Изменить размер шрифта - +

— Зубы плохие улыбаться, — сказал он и через силу засмеялся.

И правда: почему ему было так щемяще грустно смотреть на нее? Чего ему было жалко? Ведь то, о чем он и мечтать не смел в первый вечер знакомства, случилось: она была с ним, ее тело, ее тепло были с ним, у него была женщина, своя собственная, не такая, которую мог иметь всякий другой. Она напоминала ему что-то бывшее наяву и похожее на сон, иногда (Боже мой, если бы она только знала!) ароматом своим, беглым прикосновением руки к его затылку она напоминала ему мать. Он уходил на работу в одиннадцать часов и возвращался в четыре, и опять уходил в шесть и приходил к ночи. И она всегда была тут, она провожала его, она ждала его. И в постели она лежала рядом и грела его, и он не мог спать от сознания, что она с ним, что она откуда-то как будто вернулась к нему, принеся ему с собой обратно все, что было им потеряно.

— Понимаешь, Тасенька, моя маленькая, моя сладенькая, — заговорил он вдруг, — мне так хорошо, что и не знаю как. И грустно почему-то… Я все думаю, за что мне это? И знаешь, я часто раньше думал: ну что я такое? Зачем я?.. А теперь махнул, не думаю больше.

 

— Философствовал.

— Ну да. С таким вот рылом философствовал. А теперь и желания никакого нет.

— И слава Богу! — И ей смутно припомнилось, как она в тот день, в ресторане, одна, тоже философствовала.

— А теперь я пойду, — это он всегда говорил, будто подготовляя себя к прощанию с ней. — Надо, пора.

Она встала, накинула короткий капот, захлестнула у пояса и босая стала ждать его ухода.

Потом она легла поперек неубранной постели и принялась за вчерашнюю газету.

Раньше ей в руки никогда не попадались газеты. Бывало, тот оставлял ей свою — и она ее выбрасывала, не раскрывая, — ей было неинтересно знать о людях, с которыми она не была и не будет знакома. Но вот уже месяц — с тех пор как Бологовский переехал к ней (и разговор все чаще заходил о каких-то бумагах, которые надо куда-то подавать, чтобы можно было, в конце концов, повенчаться), с тех пор как он был с ней, она приохотилась к уголовным историям, о которых рассказывалось подробно, смачно, с бойкостью пера необыкновенною, и в конце которых всегда возникала либо кровью залитая простыня, либо заскорузлое, в чем-то подозрительном выпачканное полотенце — непременно зловонный и бесстыдный предмет, уводивший Танино воображение.

И были драмы, схожие с разниманием быка в мясной лавке.

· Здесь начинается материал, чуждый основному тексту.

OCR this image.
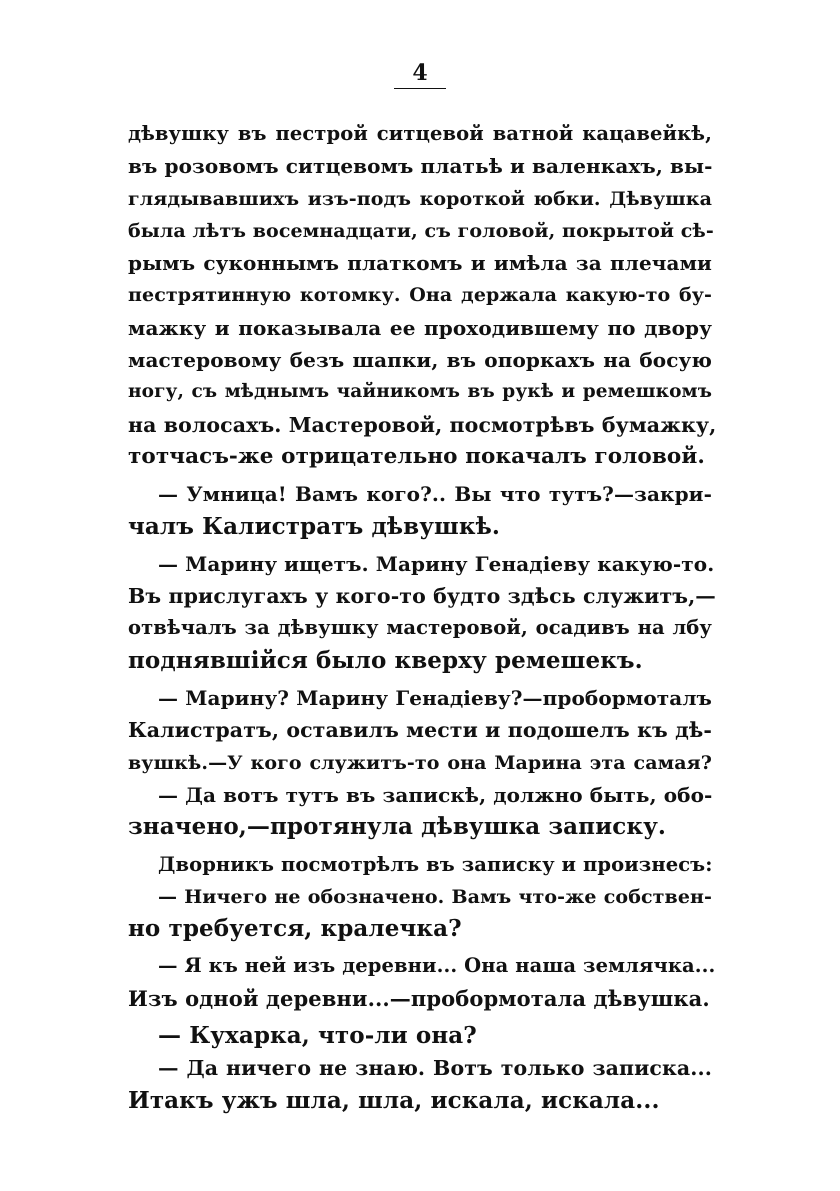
4
дѣвушку въ пестрой ситцевой ватной кацавейкѣ,
въ розовомъ ситцевомъ платьѣ и валенкахъ, вы-
глядывавшихъ изъ-подъ короткой юбки. Дѣвушка
была лѣтъ восемнадцати, съ головой, покрытой сѣ-
рымъ суконнымъ платкомъ и имѣла за плечами
пестрятинную котомку. Она держала какую-то бу-
мажку и показывала ее проходившему по двору
мастеровому безъ шапки, въ опоркахъ на босую
ногу, съ мѣднымъ чайникомъ въ рукѣ и ремешкомъ
на волосахъ. Мастеровой, посмотрѣвъ бумажку,
тотчасъ-же отрицательно покачалъ головой.
— Умница! Вамъ кого?.. Вы что тутъ?—закри-
чалъ Калистратъ дѣвушкѣ.
— Марину ищетъ. Марину Генадіеву какую-то.
Въ прислугахъ у кого-то будто здѣсь служитъ,—
отвѣчалъ за дѣвушку мастеровой, осадивъ на лбу
поднявшійся было кверху ремешекъ.
— Марину? Марину Генадіеву?—пробормоталъ
Калистратъ, оставилъ мести и подошелъ къ дѣ-
вушкѣ.—У кого служитъ-то она Марина эта самая?
— Да вотъ тутъ въ запискѣ, должно быть, обо-
значено,—протянула дѣвушка записку.
Дворникъ посмотрѣлъ въ записку и произнесъ:
— Ничего не обозначено. Вамъ что-же собствен-
но требуется, кралечка?
— Я къ ней изъ деревни... Она наша землячка...
Изъ одной деревни...—пробормотала дѣвушка.
— Кухарка, что-ли она?
— Да ничего не знаю. Вотъ только записка...
Итакъ ужъ шла, шла, искала, искала...
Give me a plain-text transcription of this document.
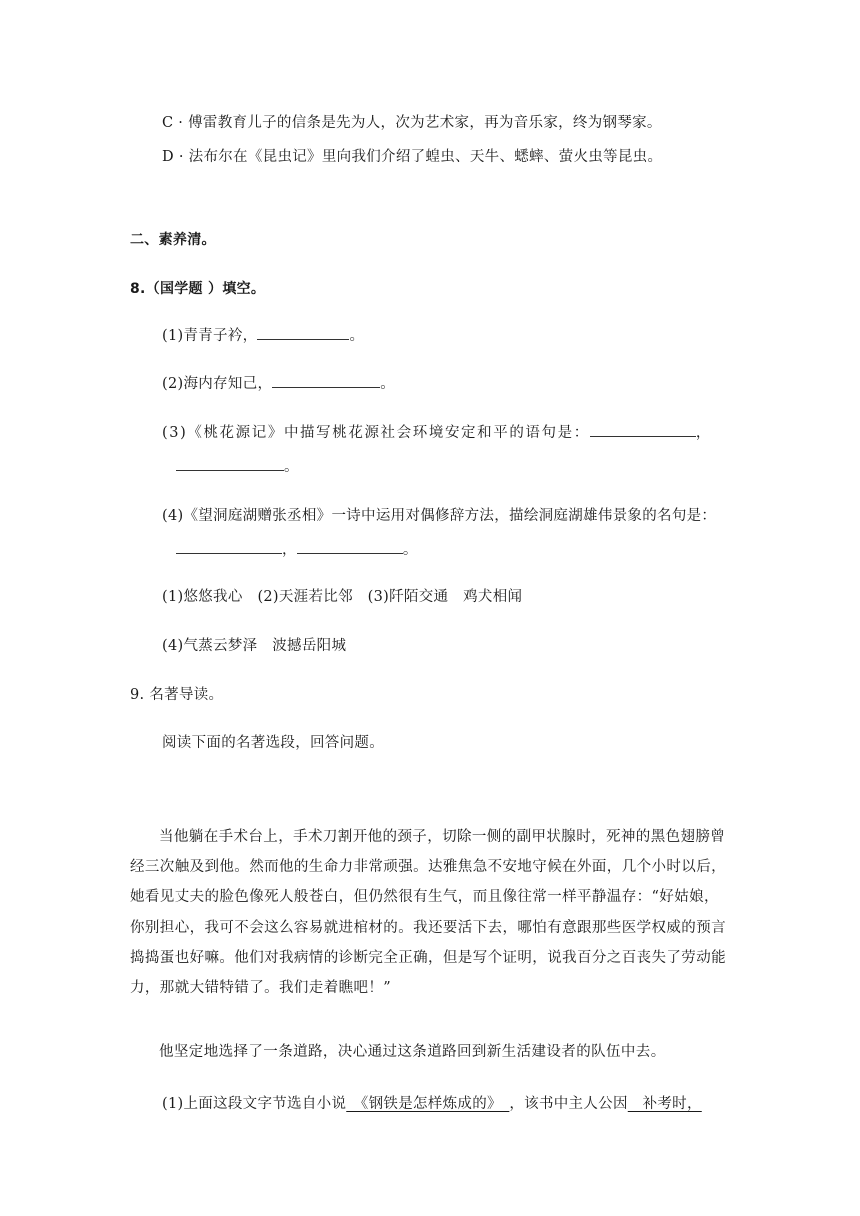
C · 傅雷教育儿子的信条是先为人，次为艺术家，再为音乐家，终为钢琴家。
D · 法布尔在《昆虫记》里向我们介绍了蝗虫、天牛、蟋蟀、萤火虫等昆虫。
二、素养清。
8.（国学题 ）填空。
(1)青青子衿，	。
(2)海内存知己，	。
(3)《桃花源记》中描写桃花源社会环境安定和平的语句是：	，
。
(4)《望洞庭湖赠张丞相》一诗中运用对偶修辞方法，描绘洞庭湖雄伟景象的名句是：
，	。
(1)悠悠我心　(2)天涯若比邻　(3)阡陌交通　鸡犬相闻
(4)气蒸云梦泽　波撼岳阳城
9. 名著导读。
阅读下面的名著选段，回答问题。
当他躺在手术台上，手术刀割开他的颈子，切除一侧的副甲状腺时，死神的黑色翅膀曾经三次触及到他。然而他的生命力非常顽强。达雅焦急不安地守候在外面，几个小时以后，她看见丈夫的脸色像死人般苍白，但仍然很有生气，而且像往常一样平静温存：“好姑娘，你别担心，我可不会这么容易就进棺材的。我还要活下去，哪怕有意跟那些医学权威的预言捣捣蛋也好嘛。他们对我病情的诊断完全正确，但是写个证明，说我百分之百丧失了劳动能力，那就大错特错了。我们走着瞧吧！”
他坚定地选择了一条道路，决心通过这条道路回到新生活建设者的队伍中去。
(1)上面这段文字节选自小说　《钢铁是怎样炼成的》　，该书中主人公因　补考时，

И были другие — когда ночью вспухшее тело бесшумно сталкивалось в воду. Какие-то корзины отсылались неизвестному получателю. Люди орудовали револьвером, кухонным ножом, стамеской. Но самыми жгучими и неотвязными были преступления, вдохновленные ложью: из арифметики переход в алгебру. Не просто уничтожить, или уничтожиться, но еще и надуть весь мир — хотя бы и поплатившись за это собственной жизнью. Вот женщина, ревнуя любовника к собственной дочери, отравляет его жену. Ее приговаривают к каторге, но подозрение в сообщничестве падает и на него, раскрылось еще кое-что (о, это «кое-что», которое есть за каждым!), и любовника ведут на смертную казнь. Разве не алгебра? Или другая: на глазах у мужа стреляет в себя и успевает шепнуть комиссару, что это не она, а он стрелял, чтобы отделаться от нее. И опять «кое-что», и его шлют на каторгу. И уже не важно — умирает сама она или выживает. Важно, что есть на свете вещи, за которые стоит платить их настоящую цену.

 

Хорошо, что от чтения этого уходят время и скука. Таня лежала и представляла себе, ворочая ленивыми мыслями, как отчетливо, безошибочно верно она могла бы тоже сделать это: застрелить себя. Застрелить себя — потому что не вышло «для удовольствия», и корни растут седые, и Бологовский беден, скучен и стар, и нет другого, и впереди ничего; она лежала навзничь, свесив босые, холодные ноги, закинув руки, выставив безволосые подмышки.